Он увильнул от Сесилии, которая с громким хрюком заходила на новый круг, выскочил за дверь и по выложенной плитняком дорожке поспешил на улицу.

Ну и нелепость, думал он, стремительно шагая на юг. Всерьез гадать над предсказаниями какой-то свиньи! Разве можно в такое верить! Некоторые, впрочем, верят. Животные якобы чувствуют перемену погоды раньше человека, но думать, будто они способны предречь убийство!.. Отдает ведовством, не так ли? А значит, это полнейший бред!

Казалось, этим прекрасным утром все население Нью-Йорка решило разом выйти на улицу. Кругом все шныряло, рыскало, носилось и гавкало. Город превращался в натуральный зверинец – вроде тех, что обнаруживались на некоторых прибывавших из Англии кораблях. За три месяца странствий половина пассажиров погибали, и на зеленые брега Северной Америки ступали только лишь их кошки, козы, куры да собаки.
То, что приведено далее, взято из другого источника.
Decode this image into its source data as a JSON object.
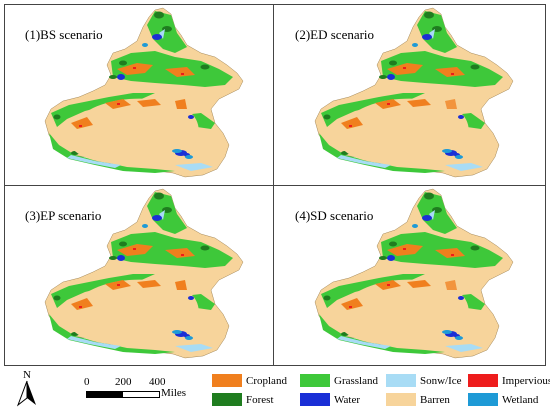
{
  "panels": [
    {
      "label": "(1)BS scenario"
    },
    {
      "label": "(2)ED scenario"
    },
    {
      "label": "(3)EP scenario"
    },
    {
      "label": "(4)SD scenario"
    }
  ],
  "legend": [
    {
      "label": "Cropland",
      "color": "#f07f1e"
    },
    {
      "label": "Grassland",
      "color": "#3ec83a"
    },
    {
      "label": "Sonw/Ice",
      "color": "#a8dcf5"
    },
    {
      "label": "Impervious",
      "color": "#ee1c1c"
    },
    {
      "label": "Forest",
      "color": "#1f7d1f"
    },
    {
      "label": "Water",
      "color": "#1a2fd6"
    },
    {
      "label": "Barren",
      "color": "#f7d49b"
    },
    {
      "label": "Wetland",
      "color": "#1e9ad6"
    }
  ],
  "scale": {
    "ticks": [
      "0",
      "200",
      "400"
    ],
    "unit": "Miles"
  },
  "north_label": "N"
}
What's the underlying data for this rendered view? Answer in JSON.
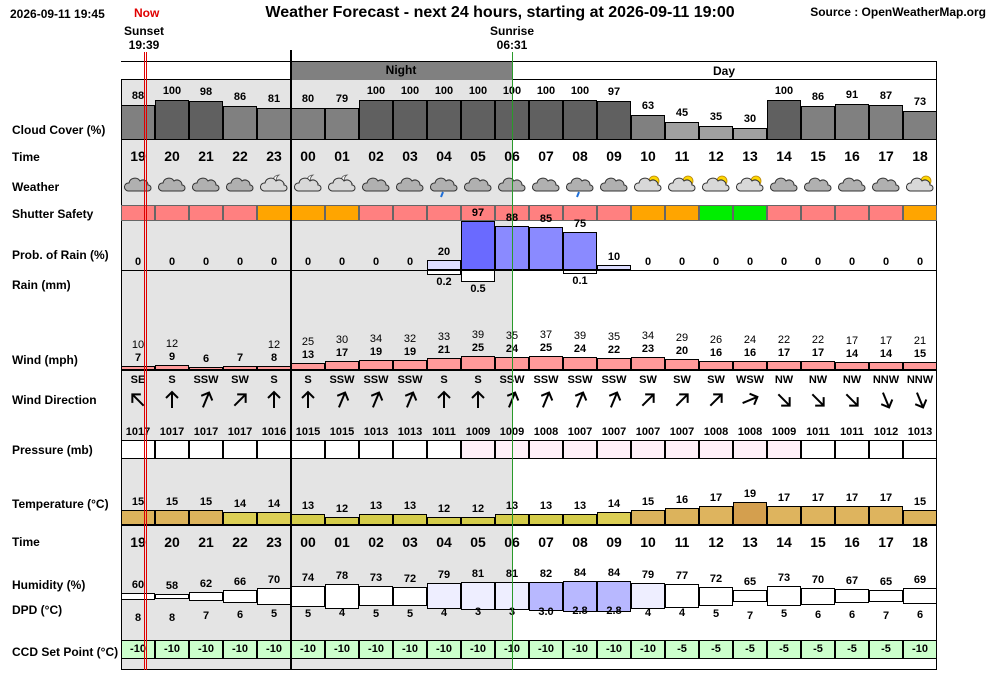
{
  "header": {
    "datetime": "2026-09-11 19:45",
    "title": "Weather Forecast - next 24 hours, starting at 2026-09-11 19:00",
    "source": "Source : OpenWeatherMap.org",
    "now_label": "Now",
    "sunset_label": "Sunset",
    "sunset_time": "19:39",
    "sunrise_label": "Sunrise",
    "sunrise_time": "06:31"
  },
  "period": {
    "night": "Night",
    "day": "Day"
  },
  "labels": {
    "cloud": "Cloud Cover (%)",
    "time": "Time",
    "weather": "Weather",
    "shutter": "Shutter Safety",
    "prob_rain": "Prob. of Rain (%)",
    "rain": "Rain (mm)",
    "wind": "Wind (mph)",
    "wind_dir": "Wind Direction",
    "pressure": "Pressure (mb)",
    "temperature": "Temperature (°C)",
    "time2": "Time",
    "humidity": "Humidity (%)",
    "dpd": "DPD (°C)",
    "ccd": "CCD Set Point (°C)"
  },
  "hours": [
    "19",
    "20",
    "21",
    "22",
    "23",
    "00",
    "01",
    "02",
    "03",
    "04",
    "05",
    "06",
    "07",
    "08",
    "09",
    "10",
    "11",
    "12",
    "13",
    "14",
    "15",
    "16",
    "17",
    "18"
  ],
  "cloud_cover": [
    88,
    100,
    98,
    86,
    81,
    80,
    79,
    100,
    100,
    100,
    100,
    100,
    100,
    100,
    97,
    63,
    45,
    35,
    30,
    100,
    86,
    91,
    87,
    73
  ],
  "weather_icons": [
    "cloudy",
    "cloudy",
    "cloudy",
    "cloudy",
    "cloud-moon",
    "cloud-moon",
    "cloud-moon",
    "cloudy",
    "cloudy",
    "light-rain",
    "cloudy",
    "cloudy",
    "cloudy",
    "light-rain",
    "cloudy",
    "cloud-sun",
    "cloud-sun",
    "cloud-sun",
    "cloud-sun",
    "cloudy",
    "cloudy",
    "cloudy",
    "cloudy",
    "cloud-sun"
  ],
  "shutter_safety": [
    "unsafe",
    "unsafe",
    "unsafe",
    "unsafe",
    "caution",
    "caution",
    "caution",
    "unsafe",
    "unsafe",
    "unsafe",
    "unsafe",
    "unsafe",
    "unsafe",
    "unsafe",
    "unsafe",
    "caution",
    "caution",
    "safe",
    "safe",
    "unsafe",
    "unsafe",
    "unsafe",
    "unsafe",
    "caution"
  ],
  "prob_rain": [
    0,
    0,
    0,
    0,
    0,
    0,
    0,
    0,
    0,
    20,
    97,
    88,
    85,
    75,
    10,
    0,
    0,
    0,
    0,
    0,
    0,
    0,
    0,
    0
  ],
  "rain": {
    "9": "0.2",
    "10": "0.5",
    "13": "0.1"
  },
  "wind_gust": [
    10,
    12,
    null,
    null,
    12,
    25,
    30,
    34,
    32,
    33,
    39,
    35,
    37,
    39,
    35,
    34,
    29,
    26,
    24,
    22,
    22,
    17,
    17,
    21
  ],
  "wind_speed": [
    7,
    9,
    6,
    7,
    8,
    13,
    17,
    19,
    19,
    21,
    25,
    24,
    25,
    24,
    22,
    23,
    20,
    16,
    16,
    17,
    17,
    14,
    14,
    15
  ],
  "wind_dir": [
    "SE",
    "S",
    "SSW",
    "SW",
    "S",
    "S",
    "SSW",
    "SSW",
    "SSW",
    "S",
    "S",
    "SSW",
    "SSW",
    "SSW",
    "SSW",
    "SW",
    "SW",
    "SW",
    "WSW",
    "NW",
    "NW",
    "NW",
    "NNW",
    "NNW"
  ],
  "pressure": [
    1017,
    1017,
    1017,
    1017,
    1016,
    1015,
    1015,
    1013,
    1013,
    1011,
    1009,
    1009,
    1008,
    1007,
    1007,
    1007,
    1007,
    1008,
    1008,
    1009,
    1011,
    1011,
    1012,
    1013
  ],
  "temperature": [
    15,
    15,
    15,
    14,
    14,
    13,
    12,
    13,
    13,
    12,
    12,
    13,
    13,
    13,
    14,
    15,
    16,
    17,
    19,
    17,
    17,
    17,
    17,
    15
  ],
  "humidity": [
    60,
    58,
    62,
    66,
    70,
    74,
    78,
    73,
    72,
    79,
    81,
    81,
    82,
    84,
    84,
    79,
    77,
    72,
    65,
    73,
    70,
    67,
    65,
    69
  ],
  "dpd": [
    "8",
    "8",
    "7",
    "6",
    "5",
    "5",
    "4",
    "5",
    "5",
    "4",
    "3",
    "3",
    "3.0",
    "2.8",
    "2.8",
    "4",
    "4",
    "5",
    "7",
    "5",
    "6",
    "6",
    "7",
    "6"
  ],
  "ccd": [
    -10,
    -10,
    -10,
    -10,
    -10,
    -10,
    -10,
    -10,
    -10,
    -10,
    -10,
    -10,
    -10,
    -10,
    -10,
    -10,
    -5,
    -5,
    -5,
    -5,
    -5,
    -5,
    -5,
    -10
  ],
  "colors": {
    "unsafe": "#ff8080",
    "caution": "#ffa500",
    "safe": "#00ee00",
    "cloud_dark": "#606060",
    "cloud_mid": "#808080",
    "cloud_light": "#a0a0a0",
    "night_band": "#808080",
    "night_bg": "#e4e4e4",
    "now_line": "#e00000",
    "rain_bar": "#7a7aff",
    "wind_bar": "#ff9a9a",
    "temp_bar": "#d8b860",
    "humidity_bar": "#b8b8ff",
    "ccd_bg": "#ccffcc"
  }
}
Гончарная мастерская Стокли стояла на самой окраине города. На север от их дверей уходила Хай-роуд, что вела через холмистые поля и густые зеленые леса к далекому городу Бостону. Солнце золотыми хлопьями лежало на водах Ист-Ривер и Гудзона. Поднявшись по Бродвею на холм, Мэтью окинул взглядом расстилавшийся внизу Нью-Йорк, как делал всякий раз, отправляясь утром на работу.

Над россыпью черепичных крыш – домов, лавок и всевозможных пристроек – висел дымок очагов и кузниц. Работящие горожане сновали по улицам пешком, верхом и на повозках, запряженных волами. Из телег на углах уже вовсю шла торговля корзинами, канатами и прочим скарбом. Словом, жизнь била ключом; не стоял на месте и уборщик навоза, сгребавший звериный помет в тележку с похожим на ведро кузовком – для продажи на фермерском рынке. Мэтью мог бы подсказать этому человеку, где неподалеку от Слоут-лейн лежит отменная куча.
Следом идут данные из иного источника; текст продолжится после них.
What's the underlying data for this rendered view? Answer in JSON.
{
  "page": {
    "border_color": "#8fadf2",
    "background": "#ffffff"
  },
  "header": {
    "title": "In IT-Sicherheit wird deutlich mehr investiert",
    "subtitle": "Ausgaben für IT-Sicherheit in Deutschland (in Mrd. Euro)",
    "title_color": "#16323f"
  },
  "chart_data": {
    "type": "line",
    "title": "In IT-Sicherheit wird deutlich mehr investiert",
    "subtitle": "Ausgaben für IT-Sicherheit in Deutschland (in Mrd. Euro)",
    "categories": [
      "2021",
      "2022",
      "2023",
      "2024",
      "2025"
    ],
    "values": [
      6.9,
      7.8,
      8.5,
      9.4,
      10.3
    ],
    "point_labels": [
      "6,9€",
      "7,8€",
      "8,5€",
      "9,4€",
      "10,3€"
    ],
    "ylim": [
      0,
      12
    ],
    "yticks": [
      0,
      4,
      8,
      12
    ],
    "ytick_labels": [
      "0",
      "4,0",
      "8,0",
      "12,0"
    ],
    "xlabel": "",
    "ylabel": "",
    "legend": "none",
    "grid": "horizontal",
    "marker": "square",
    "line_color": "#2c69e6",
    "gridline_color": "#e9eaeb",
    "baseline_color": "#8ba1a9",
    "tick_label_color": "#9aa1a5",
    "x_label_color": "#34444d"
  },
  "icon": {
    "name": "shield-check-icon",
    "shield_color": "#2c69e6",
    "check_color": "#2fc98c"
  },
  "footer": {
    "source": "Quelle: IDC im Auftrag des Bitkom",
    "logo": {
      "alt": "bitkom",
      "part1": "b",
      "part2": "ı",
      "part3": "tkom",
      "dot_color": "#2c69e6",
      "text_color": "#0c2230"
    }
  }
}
Три белопарусных яла шли по ветру по Ист-Ривер. Под звон колоколов на причале и крики провожающих две длинные весельные лодки выводили из гавани судно покрупнее. Разумеется, порт был сердцем деловой жизни города и превращался в улей еще до рассвета. Кого здесь только не было: парусные мастера, якорщики, рыбаки, лебедчики, стропальщики, смолильщики, корабельные плотники, гвоздоделы и прочие представители морских профессий. Если же путник уводил взгляд вправо от доков, то попадал в царство торговых складов, где хранились все товары, покидающие город или прибывающие в него. Здесь работали упаковщики, взиматели транспортных пошлин, тальманы, такелажники и писцы. В центре Нью-Йорка располагались каменные здания таможни, дома мэра и новенькой ратуши, где под одной крышей собрались все, кто ведал насущными вопросами политики и городской жизни вообще: администрация, архив, судебные органы, главный констебль и главный прокурор. По большому счету они были нужны лишь затем, полагал Мэтью, чтобы не дать конкурирующим коммерсантам переубивать друг друга, ибо дикие лондонские нравы благополучно перекочевали из Старого Света в Новый.
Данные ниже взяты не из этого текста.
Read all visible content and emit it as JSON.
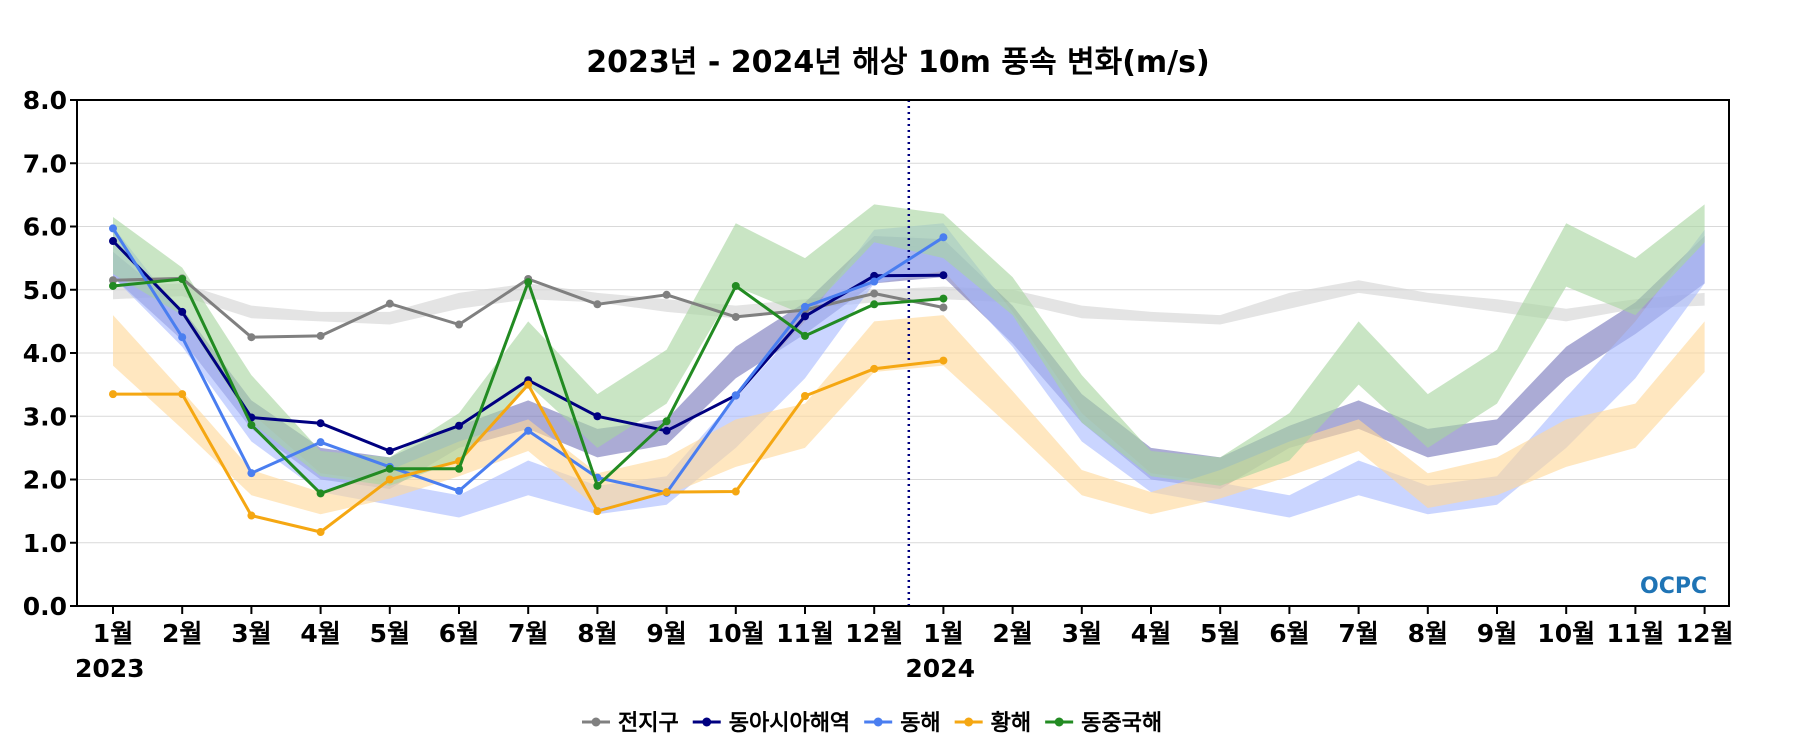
{
  "chart_data": {
    "type": "line",
    "title": "2023년 - 2024년 해상 10m 풍속 변화(m/s)",
    "xlabel": "",
    "ylabel": "",
    "ylim": [
      0,
      8
    ],
    "yticks": [
      "0.0",
      "1.0",
      "2.0",
      "3.0",
      "4.0",
      "5.0",
      "6.0",
      "7.0",
      "8.0"
    ],
    "month_labels": [
      "1월",
      "2월",
      "3월",
      "4월",
      "5월",
      "6월",
      "7월",
      "8월",
      "9월",
      "10월",
      "11월",
      "12월",
      "1월",
      "2월",
      "3월",
      "4월",
      "5월",
      "6월",
      "7월",
      "8월",
      "9월",
      "10월",
      "11월",
      "12월"
    ],
    "year_labels": [
      "2023",
      "2024"
    ],
    "divider_after_index": 11,
    "grid": true,
    "legend_position": "bottom-center",
    "logo": "OCPC",
    "series": [
      {
        "name": "전지구",
        "color": "#808080",
        "values": [
          5.15,
          5.18,
          4.25,
          4.27,
          4.78,
          4.45,
          5.17,
          4.77,
          4.92,
          4.57,
          4.68,
          4.94,
          4.72
        ],
        "band": {
          "color": "#d3d3d3",
          "lower": [
            4.85,
            4.9,
            4.55,
            4.5,
            4.45,
            4.7,
            4.85,
            4.8,
            4.65,
            4.55,
            4.7,
            4.8,
            4.85,
            4.8,
            4.55,
            4.5,
            4.45,
            4.7,
            4.95,
            4.8,
            4.65,
            4.5,
            4.7,
            4.75
          ],
          "upper": [
            5.05,
            5.1,
            4.75,
            4.65,
            4.65,
            4.95,
            5.1,
            4.95,
            4.85,
            4.75,
            4.85,
            5.0,
            5.05,
            5.0,
            4.75,
            4.65,
            4.6,
            4.95,
            5.15,
            4.95,
            4.85,
            4.7,
            4.85,
            4.95
          ]
        }
      },
      {
        "name": "동아시아해역",
        "color": "#000080",
        "values": [
          5.77,
          4.65,
          2.98,
          2.89,
          2.45,
          2.85,
          3.57,
          3.0,
          2.77,
          3.33,
          4.58,
          5.22,
          5.23
        ],
        "band": {
          "color": "#7777bb",
          "lower": [
            5.2,
            4.2,
            2.8,
            2.0,
            1.85,
            2.5,
            2.8,
            2.35,
            2.55,
            3.6,
            4.3,
            5.1,
            5.2,
            4.15,
            2.9,
            2.0,
            1.85,
            2.5,
            2.8,
            2.35,
            2.55,
            3.6,
            4.3,
            5.1
          ],
          "upper": [
            5.6,
            4.7,
            3.25,
            2.5,
            2.35,
            2.85,
            3.25,
            2.8,
            2.95,
            4.1,
            4.8,
            5.85,
            5.8,
            4.75,
            3.35,
            2.5,
            2.35,
            2.85,
            3.25,
            2.8,
            2.95,
            4.1,
            4.8,
            5.85
          ]
        }
      },
      {
        "name": "동해",
        "color": "#4a7ef0",
        "values": [
          5.97,
          4.25,
          2.1,
          2.59,
          2.2,
          1.82,
          2.77,
          2.03,
          1.79,
          3.33,
          4.73,
          5.13,
          5.83
        ],
        "band": {
          "color": "#aabcff",
          "lower": [
            5.2,
            4.1,
            2.6,
            1.8,
            1.6,
            1.4,
            1.75,
            1.45,
            1.6,
            2.5,
            3.6,
            5.1,
            5.3,
            4.1,
            2.6,
            1.8,
            1.6,
            1.4,
            1.75,
            1.45,
            1.6,
            2.5,
            3.6,
            5.1
          ],
          "upper": [
            6.0,
            4.6,
            3.05,
            2.1,
            1.95,
            1.75,
            2.3,
            1.9,
            2.05,
            3.3,
            4.5,
            5.95,
            6.05,
            4.65,
            3.05,
            2.1,
            1.95,
            1.75,
            2.3,
            1.9,
            2.05,
            3.3,
            4.5,
            5.95
          ]
        }
      },
      {
        "name": "황해",
        "color": "#f5a712",
        "values": [
          3.35,
          3.35,
          1.43,
          1.17,
          2.0,
          2.29,
          3.5,
          1.5,
          1.8,
          1.81,
          3.32,
          3.75,
          3.88
        ],
        "band": {
          "color": "#ffd89a",
          "lower": [
            3.8,
            2.8,
            1.75,
            1.45,
            1.7,
            2.05,
            2.45,
            1.55,
            1.75,
            2.2,
            2.5,
            3.7,
            3.8,
            2.8,
            1.75,
            1.45,
            1.7,
            2.05,
            2.45,
            1.55,
            1.75,
            2.2,
            2.5,
            3.7
          ],
          "upper": [
            4.6,
            3.4,
            2.15,
            1.8,
            2.15,
            2.6,
            2.95,
            2.1,
            2.35,
            2.95,
            3.2,
            4.5,
            4.6,
            3.4,
            2.15,
            1.8,
            2.15,
            2.6,
            2.95,
            2.1,
            2.35,
            2.95,
            3.2,
            4.5
          ]
        }
      },
      {
        "name": "동중국해",
        "color": "#228b22",
        "values": [
          5.06,
          5.17,
          2.86,
          1.78,
          2.17,
          2.17,
          5.12,
          1.9,
          2.92,
          5.06,
          4.27,
          4.77,
          4.86
        ],
        "band": {
          "color": "#a8d5a0",
          "lower": [
            5.25,
            4.6,
            2.9,
            2.05,
            1.9,
            2.3,
            3.5,
            2.5,
            3.2,
            5.05,
            4.6,
            5.75,
            5.5,
            4.6,
            2.9,
            2.05,
            1.9,
            2.3,
            3.5,
            2.5,
            3.2,
            5.05,
            4.6,
            5.75
          ],
          "upper": [
            6.15,
            5.35,
            3.65,
            2.45,
            2.35,
            3.05,
            4.5,
            3.35,
            4.05,
            6.05,
            5.5,
            6.35,
            6.2,
            5.2,
            3.65,
            2.45,
            2.35,
            3.05,
            4.5,
            3.35,
            4.05,
            6.05,
            5.5,
            6.35
          ]
        }
      }
    ]
  }
}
Мэтью стремительным и полным решимости шагом двинулся вниз, в город. По собственному опыту и по солнечным часам рядом с пекарней мадам Кеннедей он определил, что судья Пауэрс явится на рабочее место не раньше чем через полчаса. Мэтью решил, что не сядет за перо и бумагу, покуда не разбередит душу одному кузнецу.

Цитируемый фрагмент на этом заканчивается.